EVA PERON by Nicholas & Marysa Navarro Fraser
Kirkus Star


Email this review


British journalist Fraser and Dartmouth historian Navarro have separated out the truth from the sinner/saint legend of Eva Peron--and, most impressively, produced a work of great political sophistication. They are precise in establishing both Eva's illegitimacy and her elaborate stratagems to conceal it; but they reject the notion that shame and penury instilled in her a desire for revenge. Rather, she grew up revering movie stars; absorbed, as an actress, the romantic, idealizing distortions of the soaps and fan magazines; gave herself wholly to Peron and the campesinos in gratitude for their adoration and elevation of her.
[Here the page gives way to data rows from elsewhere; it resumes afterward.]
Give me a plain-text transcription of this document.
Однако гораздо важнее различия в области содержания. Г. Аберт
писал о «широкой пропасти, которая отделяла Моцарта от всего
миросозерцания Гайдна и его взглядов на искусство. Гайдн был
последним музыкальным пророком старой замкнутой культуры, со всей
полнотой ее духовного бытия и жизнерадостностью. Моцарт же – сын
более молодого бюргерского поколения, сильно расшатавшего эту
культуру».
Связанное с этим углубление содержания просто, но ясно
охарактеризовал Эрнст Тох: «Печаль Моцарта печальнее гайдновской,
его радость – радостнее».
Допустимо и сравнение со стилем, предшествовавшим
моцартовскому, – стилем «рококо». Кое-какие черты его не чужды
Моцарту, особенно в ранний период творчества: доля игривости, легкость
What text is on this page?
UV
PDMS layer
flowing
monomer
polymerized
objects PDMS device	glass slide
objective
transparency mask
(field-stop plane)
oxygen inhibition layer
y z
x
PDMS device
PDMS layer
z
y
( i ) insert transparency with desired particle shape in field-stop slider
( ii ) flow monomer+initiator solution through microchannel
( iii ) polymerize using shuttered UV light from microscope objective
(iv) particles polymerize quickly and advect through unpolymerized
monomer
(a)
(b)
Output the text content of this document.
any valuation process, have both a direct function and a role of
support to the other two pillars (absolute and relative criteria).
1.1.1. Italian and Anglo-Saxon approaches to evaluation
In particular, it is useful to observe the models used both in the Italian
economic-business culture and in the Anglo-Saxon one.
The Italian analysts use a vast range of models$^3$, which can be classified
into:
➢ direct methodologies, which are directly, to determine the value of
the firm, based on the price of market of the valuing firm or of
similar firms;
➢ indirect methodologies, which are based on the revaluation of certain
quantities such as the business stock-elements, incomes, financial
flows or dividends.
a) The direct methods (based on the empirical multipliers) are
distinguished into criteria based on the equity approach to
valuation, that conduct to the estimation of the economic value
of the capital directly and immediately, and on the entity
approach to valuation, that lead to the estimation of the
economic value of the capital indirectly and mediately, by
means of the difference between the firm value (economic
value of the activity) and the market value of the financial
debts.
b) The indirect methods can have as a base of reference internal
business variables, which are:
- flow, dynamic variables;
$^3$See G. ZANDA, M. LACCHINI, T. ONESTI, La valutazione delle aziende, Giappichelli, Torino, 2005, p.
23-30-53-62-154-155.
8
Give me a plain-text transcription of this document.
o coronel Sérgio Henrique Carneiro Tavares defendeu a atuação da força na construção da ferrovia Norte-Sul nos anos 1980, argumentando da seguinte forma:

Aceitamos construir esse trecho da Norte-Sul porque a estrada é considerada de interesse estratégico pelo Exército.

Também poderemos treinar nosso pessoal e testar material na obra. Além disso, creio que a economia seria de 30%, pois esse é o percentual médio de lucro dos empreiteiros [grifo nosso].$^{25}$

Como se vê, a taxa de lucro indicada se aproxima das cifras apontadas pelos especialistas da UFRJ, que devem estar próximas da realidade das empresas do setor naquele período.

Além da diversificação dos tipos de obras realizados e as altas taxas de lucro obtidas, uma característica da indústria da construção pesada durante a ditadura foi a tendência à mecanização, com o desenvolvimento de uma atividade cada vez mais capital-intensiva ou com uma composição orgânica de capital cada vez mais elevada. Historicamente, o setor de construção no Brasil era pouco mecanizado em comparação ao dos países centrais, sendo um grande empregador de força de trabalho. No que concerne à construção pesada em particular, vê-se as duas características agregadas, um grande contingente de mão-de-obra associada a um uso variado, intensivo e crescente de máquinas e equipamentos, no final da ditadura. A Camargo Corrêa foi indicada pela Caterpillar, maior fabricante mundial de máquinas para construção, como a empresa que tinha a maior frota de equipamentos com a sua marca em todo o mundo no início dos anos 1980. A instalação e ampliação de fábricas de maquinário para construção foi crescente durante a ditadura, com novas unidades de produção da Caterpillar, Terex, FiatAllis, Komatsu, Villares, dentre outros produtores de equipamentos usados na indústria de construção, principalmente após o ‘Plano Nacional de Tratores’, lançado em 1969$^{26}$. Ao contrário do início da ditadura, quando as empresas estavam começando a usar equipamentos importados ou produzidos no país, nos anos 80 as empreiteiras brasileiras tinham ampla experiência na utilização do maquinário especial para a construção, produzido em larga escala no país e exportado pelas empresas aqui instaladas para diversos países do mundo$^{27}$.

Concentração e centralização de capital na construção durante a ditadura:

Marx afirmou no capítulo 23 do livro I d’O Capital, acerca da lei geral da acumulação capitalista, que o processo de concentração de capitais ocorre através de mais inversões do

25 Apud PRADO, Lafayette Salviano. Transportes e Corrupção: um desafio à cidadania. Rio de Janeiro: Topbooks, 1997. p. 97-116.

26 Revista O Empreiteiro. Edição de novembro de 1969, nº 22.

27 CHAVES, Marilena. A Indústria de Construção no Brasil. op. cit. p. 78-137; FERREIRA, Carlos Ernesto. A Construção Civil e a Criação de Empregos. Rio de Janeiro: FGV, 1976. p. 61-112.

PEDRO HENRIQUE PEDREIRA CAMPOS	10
Similarly, Fraser and Navarro portray Peron as impressed with Mussolini's pomp and Hitler's might--but no doctrinaire fascist when, in 1945, the campesinos (whom he had helped as Labor Secretary) propelled him out of imprisonment and into power. We see a newly-married (at last) Eva, casually garbed in Peron's pajamas, unconventionally proferring political advice; then, a bouffant, bejewelled Eva triumphantly touring Europe; finally, a chignoned, business-suited Eva (""the costume of seriousness and dedication"") seeing petitioners into the night--listening ""to whatever was asked of her, from a simple demand for increased wages to an industry-wide settlement, and along the way a request for a place for a family to live; furniture; for a job in a school, food, permission to make a movie. . . ."" And kissing the leprous, distributing ""love,"" becoming, to some, a saint. Why did Peron allow her this freedom? His control over labor was weak, the authors suggest: she alone was no threat; she could, appropriately, exalt him; she supplied the popular ""thirst for rituals and symbols."" But, ultimately, he blocked her from the vice-presidency--her then-advancing cancer apart. Fraser and Navarro weigh ""her long and appallingly painful death in public""; detail the embalming, disappearance, retrieval, and return of her body; describe how, in a foundering Argentina, there arose a new myth of ""a socialist, libertarian Peronism""--with Eva, the campesinos' saint, now ""a revolutionary icon."" Factual, nuanced, and absorbing--steadier and deeper by far than John Barnes' Evita (to say nothing of the long-running musical).